Noir isn’t about deduction or reasoning or putting the pieces together from the clues to get the whole picture. It’s about shaking the trees and seeing what falls out. Noir detectives don’t know what’s up in those branches. They think they do. They think it’s the answers to a riddle, but often those answers are surprising. There’s always a catch. There’s always a complication. There’s always a complete inversion of what they thought they knew. What falls out is never what they want. They want answers and what they get is truth. It’s only now, in these final acts of The Wolf Among us, that the game’s protagonist Bigby Wolf knows whose trees he is shaking and where they need shaking.
Shake the tress and see what falls out. This is essentially what the last two episodes of the Wolf Among Us have us doing. More specifically, episode 4 is about seeking out the last vestiges of the Crooked Man’s syndicate in an effort to confront the man himself. Once everything crumbles around Bigby in that episode, he begins picking up the pieces in episode 5. Questions like “Who?” and “Why?” are irrelevant at this point. We know those answers. The only question that remains is: “What are we going to do about it?”
Resolution is the name of the game. The final two episodes of the season are not as standalone as the episodic structure might lead you to believe. They are really two segments of a final act. Episode 4, “In Sheep’s Clothing”, is the set up for that final act and episode 5,” Cry Wolf,” is the spike.
After almost dying in the encounter at the end of episode 3, Bigby is patched up by Dr. Swineheart and told that another scuffle like that could be the end of him. However, before he can heal, he has to get back out there once again to shake those trees. The fourth episode allows the player to tie up the game’s subplots. In it, we meet up with the last of our fellow Fable citizens whose lives have been effected by the case, and they get the opportunity to take the stresses of the previous events of the season out on Bigby, while also expressing their hopes for the future.
As much as episode 4 feels like a bit of aimless wandering, it is necessary or episode 5 wouldn’t have the significance that it does. We both need to see Bigby as weakened and vulnerable to give the final episode a sense of real danger, and as noted before, we need to resolve the stories of all the secondary characters that the case has touched.
The Wolf Among Us is more than a simple murder mystery. The good and noble lawman hunts down a bad guy, but the game’s themes are more complicated than that. It offers a critique of political systems that systemically ignore pleas for help from its citizens. While the Crooked Man’s organization exploited people to a horrifying degree, culminating in two murders, it is the government turning a blind eye that allowed those events to happen. Likewise, Bigby’s nature and history has always been a point of contention for the community, exacerbated now by this case. The constant fight between his bestial nature and his better nature is of concern to the very people he has sworn to protect. The series ends the only way it could, by not putting the nominal criminal on trail, but also the system itself and it’s representatives, calling into question the nature of political and social justice.

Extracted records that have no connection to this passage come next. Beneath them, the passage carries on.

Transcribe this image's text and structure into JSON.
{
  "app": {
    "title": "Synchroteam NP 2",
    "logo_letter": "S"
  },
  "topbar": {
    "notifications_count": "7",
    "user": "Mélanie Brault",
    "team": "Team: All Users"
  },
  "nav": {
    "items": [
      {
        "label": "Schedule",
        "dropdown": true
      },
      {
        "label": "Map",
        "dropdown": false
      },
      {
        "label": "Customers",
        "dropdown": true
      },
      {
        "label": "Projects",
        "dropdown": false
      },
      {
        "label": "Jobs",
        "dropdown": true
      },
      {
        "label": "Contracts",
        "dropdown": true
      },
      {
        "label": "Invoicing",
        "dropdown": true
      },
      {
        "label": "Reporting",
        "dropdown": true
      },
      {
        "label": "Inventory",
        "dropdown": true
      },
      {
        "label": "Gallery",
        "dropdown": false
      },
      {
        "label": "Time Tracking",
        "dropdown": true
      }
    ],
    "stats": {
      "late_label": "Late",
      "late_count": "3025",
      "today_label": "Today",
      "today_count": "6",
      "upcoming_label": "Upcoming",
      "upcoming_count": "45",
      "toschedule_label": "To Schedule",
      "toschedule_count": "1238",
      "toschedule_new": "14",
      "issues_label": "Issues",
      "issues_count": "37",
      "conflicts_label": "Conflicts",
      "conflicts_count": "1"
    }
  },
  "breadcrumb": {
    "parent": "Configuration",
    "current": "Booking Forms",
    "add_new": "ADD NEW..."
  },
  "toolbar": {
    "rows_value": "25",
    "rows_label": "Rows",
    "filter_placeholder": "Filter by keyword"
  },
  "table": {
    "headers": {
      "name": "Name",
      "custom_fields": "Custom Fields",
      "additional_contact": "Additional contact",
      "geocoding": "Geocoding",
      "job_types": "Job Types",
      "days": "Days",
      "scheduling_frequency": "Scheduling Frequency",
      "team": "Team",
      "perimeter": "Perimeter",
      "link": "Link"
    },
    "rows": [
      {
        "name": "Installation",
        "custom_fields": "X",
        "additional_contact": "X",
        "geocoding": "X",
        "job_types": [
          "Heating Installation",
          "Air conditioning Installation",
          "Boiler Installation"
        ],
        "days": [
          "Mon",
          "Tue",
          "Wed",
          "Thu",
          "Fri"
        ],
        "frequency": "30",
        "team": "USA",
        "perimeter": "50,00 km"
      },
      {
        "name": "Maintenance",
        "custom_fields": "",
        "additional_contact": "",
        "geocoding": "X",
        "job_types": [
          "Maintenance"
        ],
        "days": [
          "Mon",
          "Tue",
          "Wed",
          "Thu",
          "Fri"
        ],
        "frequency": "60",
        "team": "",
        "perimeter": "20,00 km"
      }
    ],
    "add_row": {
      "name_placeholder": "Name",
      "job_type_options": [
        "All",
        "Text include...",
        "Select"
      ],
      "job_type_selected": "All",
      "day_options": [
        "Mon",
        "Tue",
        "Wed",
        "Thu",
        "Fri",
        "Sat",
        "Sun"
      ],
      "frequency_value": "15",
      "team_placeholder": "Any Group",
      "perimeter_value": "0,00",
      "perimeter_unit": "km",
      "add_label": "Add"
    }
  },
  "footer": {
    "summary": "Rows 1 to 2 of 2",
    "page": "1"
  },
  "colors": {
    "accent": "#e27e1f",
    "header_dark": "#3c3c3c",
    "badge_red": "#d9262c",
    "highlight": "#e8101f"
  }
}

In the mythos of the Fables universe, the Fabletown Compact is a magic that binds the community together. Old animosities and grudges are forgotten in a new, more seemingly mundane world. But magic, as strong as it is, can be broken. The truth of what Fabletown had become was buried and hidden away from sight. it seeped into the foundation of the community, and now that the rot has come to light, the battle is for the soul of that community, as a question arises about whether their social contract can hold. Those are the stakes in the game. The final battle is not an enemy we can punch or blow away, though Bigby does that as well, but occurs in the form of a town meeting where discussion is raised about Fabletown’s future.
As each scene of The Wolf Among Us has built towards the greater whole of the episode, each episode has built toward the greater whole of the game. The world is always moving forward, regardless if we, as players and Bigby, are ready or prepared for it to do so or not. The game keeps its choices wrapped in mystery, its consequences often ambiguous, and its goals similarly obscure.
It is often said that it’s the journey, not the destination that matters. The destination does matter. One needs it to put the journey in a proper context. Only in hindsight can actions be judged, as we in turn are judged. We shake the trees and what falls out, falls on us. The various pieces of The Wolf Among Us may not have worked perfectly on their own, but only because it is a work that works best when seen in its full context. In the end, the biggest problem I have with the game is that it was only available in pieces for so long.